In preparation the ‘Mergers and Acquisitions in Mining’ conference October 30 and 31 in Sydney, Cody Whipperman, the General Manager of Business Development for Rio Tinto Iron ore, expressed his view that iron ore M&A will pick up as a result of lower prices and decreasing share values:
We’ve come off extremely high prices for global iron ore, driven primarily, if not exclusively, by demand from China. Inflated asset and equity vales have begun to deflate back to more reasonable levels, which should continue if the downturn persists and project financing remains difficult. The last few years have not been a great M&A environment for those seeking value. The next few years should be better and those with cash or access to financing should be able to take advantage of these opportunities and find real value. So, I think the next few years will prove to be good for value-driven M&A activity.
“Cynthia Carroll, chief executive of Anglo American, has downplayed speculation that the multinational miner is on the hunt for acquisitions, saying that bid prices in the mining sector have been ‘too high’ for the company to enter the fray.
‘We are always looking at possible combinations across the sector and always evaluating whether it’s a better business case to build our own projects or look at acquisition opportunities,’ said Cynthia Carroll. But she added that ‘prices are still too high’, basing her comments on recent bids and takeovers.
In recent months, Anglo has been linked to a bid for Riversdale Mining, an Mozambique-focused coal miner that was ultimately bought by Rio Tinto for A$4bn. More recently, it considered a possible bid for Macarthur Coal, an Australian coal miner. Macarthur has since accepted a joint A$4.9bn ($5.2bn) bid from a consortium led by Peabody of the US. The bid values the Macarthur at 18 times estimated 2012 earnings.”
- Anglo American has not made any large acquisitions since 2008, when it bought several iron ore assets in Brazil. Of the 5 large diversified miners the company has been least active in large scale M&A over the past 10 years, as depicted below (click on image for larger version).
- If the acquisitions would be paid in shares, the current low share prices would hinder acquisitions (large dilution of ownership). However, with the current large operating profits acquisitions are mainly paid in cash.

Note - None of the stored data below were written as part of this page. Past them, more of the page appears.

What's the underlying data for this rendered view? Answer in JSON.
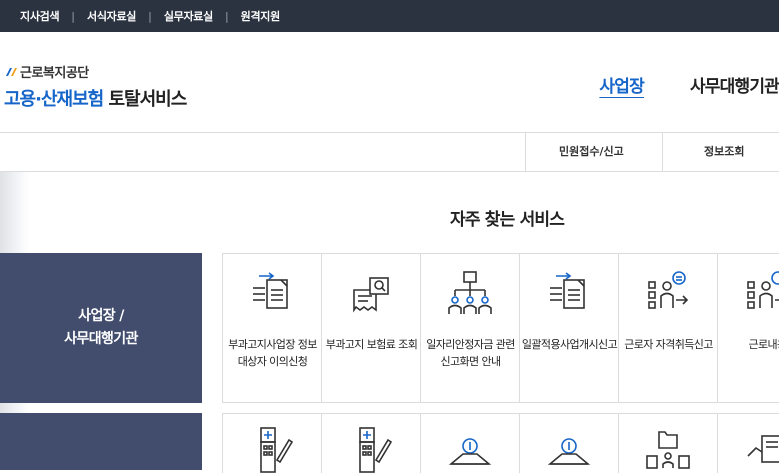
{
  "topbar": {
    "items": [
      "지사검색",
      "서식자료실",
      "실무자료실",
      "원격지원"
    ],
    "separator": "|"
  },
  "logo": {
    "org_name": "근로복지공단",
    "service_blue": "고용·산재보험",
    "service_dark": "토탈서비스"
  },
  "gnb": {
    "items": [
      {
        "label": "사업장",
        "active": true
      },
      {
        "label": "사무대행기관",
        "active": false
      }
    ]
  },
  "subnav": {
    "items": [
      "민원접수/신고",
      "정보조회"
    ]
  },
  "main": {
    "title": "자주 찾는 서비스",
    "categories": [
      {
        "lines": [
          "사업장 /",
          "사무대행기관"
        ]
      },
      {
        "lines": []
      }
    ],
    "row1": [
      {
        "label": "부과고지사업장 정보\n대상자 이의신청",
        "icon": "document-transfer-icon"
      },
      {
        "label": "부과고지 보험료 조회",
        "icon": "receipt-search-icon"
      },
      {
        "label": "일자리안정자금 관련\n신고화면 안내",
        "icon": "organization-chart-icon"
      },
      {
        "label": "일괄적용사업개시신고",
        "icon": "document-transfer-icon"
      },
      {
        "label": "근로자 자격취득신고",
        "icon": "person-list-arrow-icon"
      },
      {
        "label": "근로내용",
        "icon": "person-list-arrow-icon"
      }
    ],
    "row2": [
      {
        "icon": "hospital-form-icon"
      },
      {
        "icon": "hospital-form-icon"
      },
      {
        "icon": "coin-stack-icon"
      },
      {
        "icon": "coin-stack-icon"
      },
      {
        "icon": "folder-people-icon"
      },
      {
        "icon": "cards-hand-icon"
      }
    ]
  },
  "colors": {
    "topbar_bg": "#2b3240",
    "accent_blue": "#1666c9",
    "category_bg": "#424d6e",
    "icon_stroke": "#333333"
  }
}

- Valuation of companies is done in various ways, based on standalone company value and additional financial and operational synergies of a change of control, all leading to different results: a ‘true value’ of a company can never be determined, as the value differs per acquirer and valuation assumptions are debatable. However, the fact that various companies are acquiring targets in Southern Africa which would have a better operational match with Anglo American (= higher synergies) implies that Anglo is more conservative in its valuation, being cautious to overpay.